• Sunday, December 22, 2024

Why It’s Hard to Hold a Boundary and How to Make It Easier

“The only real mismatch you will overly have in your life won’t be with others, but with yourself.” ~Shannon Adler

I sat in my chemistry matriculation during my junior year of upper school staring at the periodic table and wondering if I was going to make it through. Bored and lost, I struggled to find value in the matriculation or make sense of why I was there. It felt purposeless.

Until I met Kevin.

Kevin sat a few seats yonder from me and was a senior. I knew of him, but I had never really noticed or paid sustentation to him. I can’t recall why I plane started paying sustentation to him other than his seat’s proximity to mine.

Maybe it was considering he wasn’t like the typical guy I was attracted to and I was ready for something different.

It could have been considering he was a bit withdrawn and kind of afar and his sustentation made me finger like I was winning some sort of game. Either way, it wasn’t long surpassing I was hooked.

He was the “jealous type,” which was moreover new for me. He wanted me to only pay sustentation to him and scolded me when I spent time talking to my large group of male friends. I received his jealousy as his expression of adoration. I wanted him to want me. He wanted to requirement me, and I wanted to be claimed.

It didn’t faze me when he began to put me lanugo and make me finger like I was doing something wrong when it didn’t involve him.

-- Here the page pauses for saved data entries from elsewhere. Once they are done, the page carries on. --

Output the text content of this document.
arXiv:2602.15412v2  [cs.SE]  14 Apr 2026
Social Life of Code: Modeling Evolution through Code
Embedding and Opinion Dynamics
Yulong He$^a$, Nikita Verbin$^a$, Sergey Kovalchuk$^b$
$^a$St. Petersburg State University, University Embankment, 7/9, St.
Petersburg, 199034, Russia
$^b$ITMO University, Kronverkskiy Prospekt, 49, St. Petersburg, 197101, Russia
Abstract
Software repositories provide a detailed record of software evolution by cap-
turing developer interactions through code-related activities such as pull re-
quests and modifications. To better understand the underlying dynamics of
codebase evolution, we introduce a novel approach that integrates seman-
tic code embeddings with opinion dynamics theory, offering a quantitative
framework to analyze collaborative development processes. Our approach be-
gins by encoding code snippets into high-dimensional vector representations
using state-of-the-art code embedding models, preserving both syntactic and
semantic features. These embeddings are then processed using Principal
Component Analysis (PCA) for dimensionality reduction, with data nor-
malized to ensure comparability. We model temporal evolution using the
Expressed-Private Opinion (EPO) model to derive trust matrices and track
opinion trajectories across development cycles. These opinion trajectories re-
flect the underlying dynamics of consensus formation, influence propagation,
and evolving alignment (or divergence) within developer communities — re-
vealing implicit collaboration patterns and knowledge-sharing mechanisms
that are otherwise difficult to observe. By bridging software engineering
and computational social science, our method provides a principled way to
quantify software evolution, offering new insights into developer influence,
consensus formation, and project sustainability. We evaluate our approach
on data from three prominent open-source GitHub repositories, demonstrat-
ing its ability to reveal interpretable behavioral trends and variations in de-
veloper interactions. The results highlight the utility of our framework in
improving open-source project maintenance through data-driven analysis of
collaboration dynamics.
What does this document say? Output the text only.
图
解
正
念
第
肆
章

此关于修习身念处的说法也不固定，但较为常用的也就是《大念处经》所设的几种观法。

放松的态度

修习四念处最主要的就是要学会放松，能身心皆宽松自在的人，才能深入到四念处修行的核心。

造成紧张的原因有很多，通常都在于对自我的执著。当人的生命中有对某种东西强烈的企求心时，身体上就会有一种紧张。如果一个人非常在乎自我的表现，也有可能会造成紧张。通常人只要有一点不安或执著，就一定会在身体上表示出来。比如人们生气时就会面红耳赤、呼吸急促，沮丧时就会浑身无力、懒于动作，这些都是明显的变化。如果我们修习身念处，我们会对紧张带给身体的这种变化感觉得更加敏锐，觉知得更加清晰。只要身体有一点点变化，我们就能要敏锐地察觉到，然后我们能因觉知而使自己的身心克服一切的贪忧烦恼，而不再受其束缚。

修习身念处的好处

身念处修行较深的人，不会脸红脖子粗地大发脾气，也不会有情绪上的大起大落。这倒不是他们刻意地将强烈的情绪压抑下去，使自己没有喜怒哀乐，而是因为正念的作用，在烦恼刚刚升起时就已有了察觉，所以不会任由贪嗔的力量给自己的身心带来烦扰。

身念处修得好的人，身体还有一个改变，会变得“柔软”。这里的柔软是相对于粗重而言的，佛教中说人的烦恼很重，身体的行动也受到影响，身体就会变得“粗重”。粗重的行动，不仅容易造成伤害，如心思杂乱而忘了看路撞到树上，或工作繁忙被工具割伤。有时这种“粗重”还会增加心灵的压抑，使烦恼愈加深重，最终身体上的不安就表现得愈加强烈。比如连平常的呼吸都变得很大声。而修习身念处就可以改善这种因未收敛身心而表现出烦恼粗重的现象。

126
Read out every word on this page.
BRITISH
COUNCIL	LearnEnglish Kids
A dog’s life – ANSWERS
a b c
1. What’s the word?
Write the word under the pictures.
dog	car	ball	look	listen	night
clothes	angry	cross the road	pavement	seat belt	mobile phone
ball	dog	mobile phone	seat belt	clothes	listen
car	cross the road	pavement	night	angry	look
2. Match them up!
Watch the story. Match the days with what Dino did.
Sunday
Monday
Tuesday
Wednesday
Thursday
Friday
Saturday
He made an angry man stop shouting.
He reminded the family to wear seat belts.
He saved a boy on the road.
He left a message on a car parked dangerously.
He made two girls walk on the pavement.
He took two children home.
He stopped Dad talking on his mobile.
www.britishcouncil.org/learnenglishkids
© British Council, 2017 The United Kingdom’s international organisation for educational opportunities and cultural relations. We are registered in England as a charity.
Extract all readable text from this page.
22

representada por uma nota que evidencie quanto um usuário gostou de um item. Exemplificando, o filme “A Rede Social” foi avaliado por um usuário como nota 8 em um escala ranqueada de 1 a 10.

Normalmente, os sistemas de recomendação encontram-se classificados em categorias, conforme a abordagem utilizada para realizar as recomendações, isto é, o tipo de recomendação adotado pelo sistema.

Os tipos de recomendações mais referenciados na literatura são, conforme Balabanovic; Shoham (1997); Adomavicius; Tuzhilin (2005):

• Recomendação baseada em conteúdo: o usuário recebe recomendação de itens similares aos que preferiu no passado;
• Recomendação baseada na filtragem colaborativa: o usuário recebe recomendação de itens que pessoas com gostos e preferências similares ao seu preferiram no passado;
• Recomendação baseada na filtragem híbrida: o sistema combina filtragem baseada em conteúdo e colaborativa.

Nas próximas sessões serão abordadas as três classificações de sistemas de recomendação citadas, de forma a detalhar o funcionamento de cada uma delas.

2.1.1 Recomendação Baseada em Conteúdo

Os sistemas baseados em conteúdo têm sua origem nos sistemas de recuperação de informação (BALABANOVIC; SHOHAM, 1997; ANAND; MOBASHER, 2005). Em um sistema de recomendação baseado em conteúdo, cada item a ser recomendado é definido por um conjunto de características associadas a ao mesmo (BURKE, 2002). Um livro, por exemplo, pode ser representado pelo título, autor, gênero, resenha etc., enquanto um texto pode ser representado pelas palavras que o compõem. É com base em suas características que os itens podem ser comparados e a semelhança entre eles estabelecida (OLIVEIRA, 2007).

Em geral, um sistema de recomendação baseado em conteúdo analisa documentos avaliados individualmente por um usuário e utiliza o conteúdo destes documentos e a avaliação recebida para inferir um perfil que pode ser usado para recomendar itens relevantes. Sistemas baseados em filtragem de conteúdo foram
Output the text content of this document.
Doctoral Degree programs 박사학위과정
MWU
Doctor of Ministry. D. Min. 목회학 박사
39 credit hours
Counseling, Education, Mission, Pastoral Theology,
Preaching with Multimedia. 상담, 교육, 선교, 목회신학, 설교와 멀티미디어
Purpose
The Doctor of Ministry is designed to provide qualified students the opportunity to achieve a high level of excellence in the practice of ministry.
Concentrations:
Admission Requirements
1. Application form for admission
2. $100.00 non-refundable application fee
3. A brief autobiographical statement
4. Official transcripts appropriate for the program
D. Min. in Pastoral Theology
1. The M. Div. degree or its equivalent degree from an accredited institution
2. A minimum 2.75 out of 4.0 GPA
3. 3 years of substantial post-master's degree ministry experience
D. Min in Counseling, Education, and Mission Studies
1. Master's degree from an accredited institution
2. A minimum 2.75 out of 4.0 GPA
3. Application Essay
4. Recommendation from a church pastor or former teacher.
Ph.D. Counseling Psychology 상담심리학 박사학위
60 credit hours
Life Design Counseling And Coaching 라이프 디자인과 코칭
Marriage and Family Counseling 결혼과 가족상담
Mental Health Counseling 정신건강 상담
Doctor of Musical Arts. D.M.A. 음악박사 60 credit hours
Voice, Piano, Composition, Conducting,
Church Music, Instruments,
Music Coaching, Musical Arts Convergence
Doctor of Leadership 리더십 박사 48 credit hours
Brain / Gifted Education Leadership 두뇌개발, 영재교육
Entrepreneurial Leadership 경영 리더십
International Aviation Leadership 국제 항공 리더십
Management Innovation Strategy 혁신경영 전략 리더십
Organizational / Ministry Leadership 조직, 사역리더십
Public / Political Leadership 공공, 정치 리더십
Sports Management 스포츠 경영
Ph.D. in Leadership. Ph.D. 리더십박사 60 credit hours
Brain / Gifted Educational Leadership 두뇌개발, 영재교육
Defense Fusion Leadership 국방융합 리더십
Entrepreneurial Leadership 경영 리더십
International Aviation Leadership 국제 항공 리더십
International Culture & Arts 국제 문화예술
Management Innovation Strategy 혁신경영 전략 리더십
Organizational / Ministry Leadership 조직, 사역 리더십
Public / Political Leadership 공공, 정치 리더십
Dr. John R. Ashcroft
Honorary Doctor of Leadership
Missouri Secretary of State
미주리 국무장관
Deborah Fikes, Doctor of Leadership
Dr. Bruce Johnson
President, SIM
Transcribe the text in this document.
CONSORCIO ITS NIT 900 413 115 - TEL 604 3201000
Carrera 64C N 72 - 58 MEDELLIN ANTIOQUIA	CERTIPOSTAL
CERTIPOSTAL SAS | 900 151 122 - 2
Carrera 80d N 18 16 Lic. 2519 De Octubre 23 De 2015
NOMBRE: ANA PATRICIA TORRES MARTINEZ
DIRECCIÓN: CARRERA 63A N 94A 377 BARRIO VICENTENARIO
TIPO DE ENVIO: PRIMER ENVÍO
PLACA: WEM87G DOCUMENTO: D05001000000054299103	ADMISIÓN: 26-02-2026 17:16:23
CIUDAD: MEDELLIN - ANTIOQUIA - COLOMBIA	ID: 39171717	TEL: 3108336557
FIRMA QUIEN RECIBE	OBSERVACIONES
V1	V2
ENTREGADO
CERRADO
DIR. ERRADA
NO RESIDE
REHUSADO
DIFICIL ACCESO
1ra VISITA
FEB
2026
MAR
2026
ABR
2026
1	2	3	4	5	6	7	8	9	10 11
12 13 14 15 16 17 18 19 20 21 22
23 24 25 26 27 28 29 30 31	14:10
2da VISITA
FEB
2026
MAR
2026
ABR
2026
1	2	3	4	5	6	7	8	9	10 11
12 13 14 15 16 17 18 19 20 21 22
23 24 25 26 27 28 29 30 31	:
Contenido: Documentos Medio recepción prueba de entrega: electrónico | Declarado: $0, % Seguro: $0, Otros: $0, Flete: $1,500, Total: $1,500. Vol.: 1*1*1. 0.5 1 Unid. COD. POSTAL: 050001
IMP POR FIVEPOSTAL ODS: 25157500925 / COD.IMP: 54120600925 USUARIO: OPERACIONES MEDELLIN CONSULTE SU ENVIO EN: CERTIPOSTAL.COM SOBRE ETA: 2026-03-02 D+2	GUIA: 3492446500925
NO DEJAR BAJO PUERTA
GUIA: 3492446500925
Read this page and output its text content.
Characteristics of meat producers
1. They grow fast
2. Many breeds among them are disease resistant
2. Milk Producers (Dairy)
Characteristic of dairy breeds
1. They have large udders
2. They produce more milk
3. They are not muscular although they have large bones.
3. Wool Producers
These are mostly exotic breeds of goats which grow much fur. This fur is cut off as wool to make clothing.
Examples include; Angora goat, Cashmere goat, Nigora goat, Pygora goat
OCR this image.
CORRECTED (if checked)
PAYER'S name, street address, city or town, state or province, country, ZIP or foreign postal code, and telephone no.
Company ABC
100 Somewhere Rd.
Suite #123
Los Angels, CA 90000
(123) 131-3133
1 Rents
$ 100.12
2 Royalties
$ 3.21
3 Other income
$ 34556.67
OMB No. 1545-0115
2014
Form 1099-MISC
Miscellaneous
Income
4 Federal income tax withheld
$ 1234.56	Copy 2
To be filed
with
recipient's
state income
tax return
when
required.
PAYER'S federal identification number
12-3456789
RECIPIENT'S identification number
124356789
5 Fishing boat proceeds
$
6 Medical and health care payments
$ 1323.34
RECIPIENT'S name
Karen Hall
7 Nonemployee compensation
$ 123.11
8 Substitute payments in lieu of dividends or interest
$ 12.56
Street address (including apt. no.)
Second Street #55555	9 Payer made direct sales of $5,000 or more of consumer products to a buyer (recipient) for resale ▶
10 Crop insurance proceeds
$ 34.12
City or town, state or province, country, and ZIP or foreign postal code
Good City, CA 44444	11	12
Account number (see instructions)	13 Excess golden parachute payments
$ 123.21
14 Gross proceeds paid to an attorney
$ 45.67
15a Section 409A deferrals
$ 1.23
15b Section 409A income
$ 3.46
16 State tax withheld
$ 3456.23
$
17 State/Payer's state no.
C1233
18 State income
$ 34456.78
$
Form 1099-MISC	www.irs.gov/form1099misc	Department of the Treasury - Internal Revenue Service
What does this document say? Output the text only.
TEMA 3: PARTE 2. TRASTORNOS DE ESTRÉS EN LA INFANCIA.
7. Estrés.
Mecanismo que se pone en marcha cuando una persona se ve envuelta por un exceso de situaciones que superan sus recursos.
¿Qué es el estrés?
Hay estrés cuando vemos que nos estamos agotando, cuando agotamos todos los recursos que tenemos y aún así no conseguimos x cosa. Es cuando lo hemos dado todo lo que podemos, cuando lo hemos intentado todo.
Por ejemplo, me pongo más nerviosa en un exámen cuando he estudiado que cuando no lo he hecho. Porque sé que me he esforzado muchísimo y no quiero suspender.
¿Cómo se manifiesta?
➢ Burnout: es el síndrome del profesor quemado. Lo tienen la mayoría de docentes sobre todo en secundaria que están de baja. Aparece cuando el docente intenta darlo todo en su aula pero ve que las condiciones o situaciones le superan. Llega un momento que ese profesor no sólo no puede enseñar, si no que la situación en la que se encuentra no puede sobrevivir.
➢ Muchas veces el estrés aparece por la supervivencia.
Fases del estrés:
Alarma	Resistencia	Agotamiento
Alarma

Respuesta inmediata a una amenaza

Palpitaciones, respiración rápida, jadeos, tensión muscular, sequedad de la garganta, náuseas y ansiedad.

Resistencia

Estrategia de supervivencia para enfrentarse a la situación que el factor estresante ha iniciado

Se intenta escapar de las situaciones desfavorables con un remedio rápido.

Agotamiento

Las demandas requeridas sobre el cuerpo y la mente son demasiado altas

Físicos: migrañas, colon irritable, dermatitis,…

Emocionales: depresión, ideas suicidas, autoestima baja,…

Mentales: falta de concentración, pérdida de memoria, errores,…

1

When we were drunk and he accused me of stuff disloyal, I was sure it was just his way of saying he cared.

And when he cheated on me, it made perfect sense why. I blamed the girl he was with instead of him— considering she unmistakably was jealous of me.

The day he tapped up with me, I was unswayable to do everything I could to win him back. Make him realize I was good unbearable to be chosen. Make him see that letting me go was not really what he wanted. Make him realize that life without me was never going to work.

The cat and mouse games we played were thrilling. The highs upper and the lows disturbingly low. The dopamine and adrenaline rush made me finger alive, and the eventual crash left me starving more.

My younger smart-ass identified this chemical combination as “passion” and a feeling I wanted increasingly of. Increasingly importantly, it taught me in order to sustain my relationships, I would have to put others’ needs over my own. A pattern that began in older diaper but was reinforced when the stakes felt high. I unconsciously chose partners who would not, could not segregate me.

Because I was too wrung to segregate myself.

It’s not that I was wrung of creating a boundary, a line, a point of no return. It’s just that when someone crossed that line by treating me poorly, I didn’t finger ready to follow through on what may have followed.

I wasn’t ready to finger the repercussions of my choice. If they didn’t like my boundary, I might lose them. They might reject me. They might punish me. They might leave me behind.

I had plenty of examples of when that had happened.

And then I’d have to finger the inevitable pain of loss and loneliness. I’d have to finger the grief and the space it would take up in my life. I feared I’d have to put my other priorities on hold considering the overflow of emotions might be too great. Too overwhelming. Too depressing. And I didn’t want to deal with that.

So instead of asking for what I needed and what would have made my relationships holistically better, I unliable men to treat me with disrespect, inequity, and tawdry condone for my well-being. All in the name of maintaining the status quo and not having to finger the unsavory emotions I masterfully avoided.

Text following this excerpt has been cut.